Are Chinese Execs Really Paid A Fraction Of What Their American Counterparts Make?
This week, Knowledge@Wharton published a very interesting article on the mysteries surrounding executive compensation in China. How is it, the article asks, that Chinese executives are paid only a fraction of what their American counterparts — from companies of equal size in the same industries — make? And is this really the reality of the situation? Citing the example of Ma Mingzhe, chairman and CEO of Ping An Insurance Group, whose 66 million yuan (US$10.5 million) paycheck caused a public uproar in China in 2008 (even though his pay was dwarfed by the US$102 million made by UnitedHealth Group CEO Stephen J. Hemsley in 2011), the article notes that official pay is actually only the tip of the executive iceberg in China.
From the article:
The main source of income for top executives in China is not the disclosed annual compensation or bonuses and dividends, but hidden payments.
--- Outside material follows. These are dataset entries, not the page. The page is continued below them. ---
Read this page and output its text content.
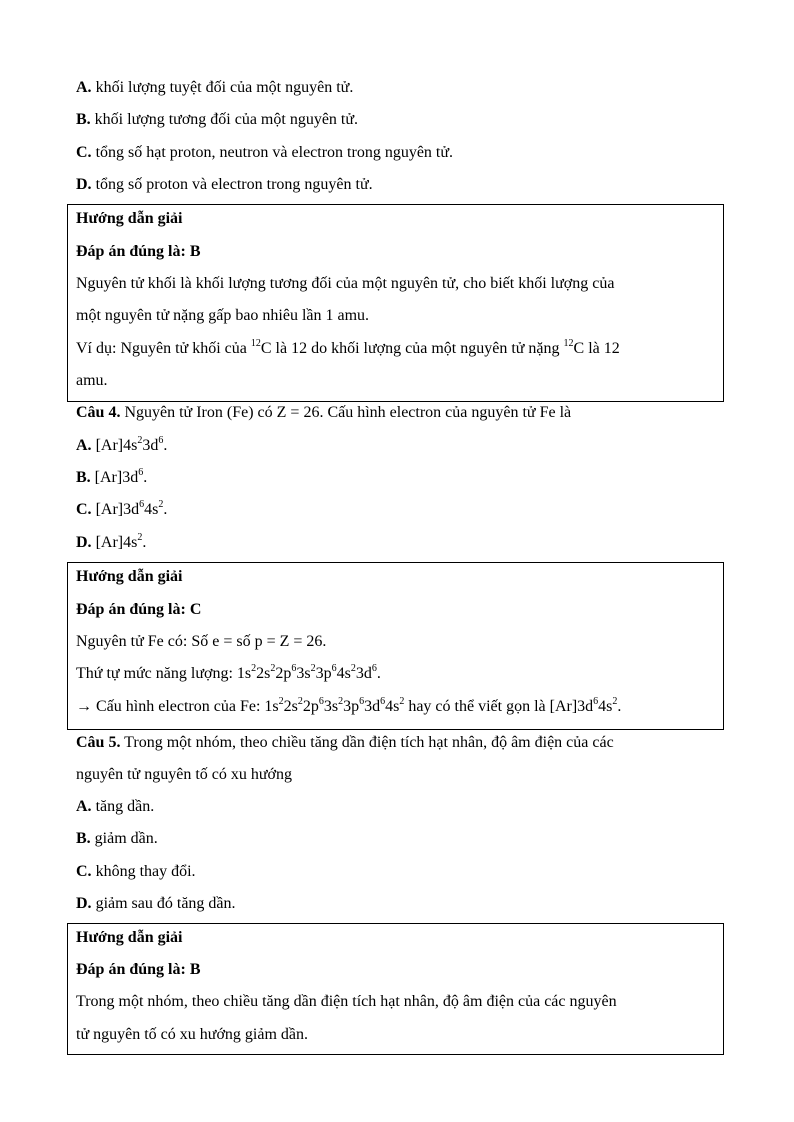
A. khối lượng tuyệt đối của một nguyên tử.
B. khối lượng tương đối của một nguyên tử.
C. tổng số hạt proton, neutron và electron trong nguyên tử.
D. tổng số proton và electron trong nguyên tử.
Hướng dẫn giải
Đáp án đúng là: B
Nguyên tử khối là khối lượng tương đối của một nguyên tử, cho biết khối lượng của
một nguyên tử nặng gấp bao nhiêu lần 1 amu.
Ví dụ: Nguyên tử khối của $^{12}$C là 12 do khối lượng của một nguyên tử nặng $^{12}$C là 12
amu.
Câu 4. Nguyên tử Iron (Fe) có Z = 26. Cấu hình electron của nguyên tử Fe là
A. $[Ar]4s^23d^6$.
B. $[Ar]3d^6$.
C. $[Ar]3d^64s^2$.
D. $[Ar]4s^2$.
Hướng dẫn giải
Đáp án đúng là: C
Nguyên tử Fe có: Số e = số p = Z = 26.
Thứ tự mức năng lượng: $1s^22s^22p^63s^23p^64s^23d^6$.
→ Cấu hình electron của Fe: $1s^22s^22p^63s^23p^63d^64s^2$ hay có thể viết gọn là $[Ar]3d^64s^2$.
Câu 5. Trong một nhóm, theo chiều tăng dần điện tích hạt nhân, độ âm điện của các
nguyên tử nguyên tố có xu hướng
A. tăng dần.
B. giảm dần.
C. không thay đổi.
D. giảm sau đó tăng dần.
Hướng dẫn giải
Đáp án đúng là: B
Trong một nhóm, theo chiều tăng dần điện tích hạt nhân, độ âm điện của các nguyên
tử nguyên tố có xu hướng giảm dần.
A typical executive in a state-owned enterprise can easily receive hidden income because the on-duty expense level has high elasticity. According to one executive interviewed by China Knowledge@Wharton, the cost of a normal business meal can range from a thousand yuan to tens of thousands of yuan. For overseas business trips, benefits can be obtained and transferred through flexible allocations and use of consumption rights, such as office expenses, travel expenses, entertainment expenses, communication expenses, overseas training fees, expenses of the board of directors and conference fees.
Top-level managers have even greater room to maneuver in than middle-level managers. According to the financial magazine Securities Markets Weekly, the giant petrochemical corporation Sinopec (Guangdong branch)spent millions of yuan on wine in April 2011 for its top executives. It is also common for state-owned enterprises to build housing for their employees.
These types of expenditures fall in the categories of on-duty consumption or incentives. In the United States, similar on-duty consumption accounts for only a small part of executive compensation and is explicitly provided for in employment contracts. In China, such consumption is not transparent and has become the major source of income for many top executives.
Besides on-duty consumption, under-the-table bonuses can sometimes be a major source of income for top executives as well. One interviewee noted that a securities company in China distributed 300 millionyuan in cash as bonuses at the end of 2008. The main beneficiaries were those in senior management. Such generous bonuses usually undergo special accounting treatment so that the public is unaware of them.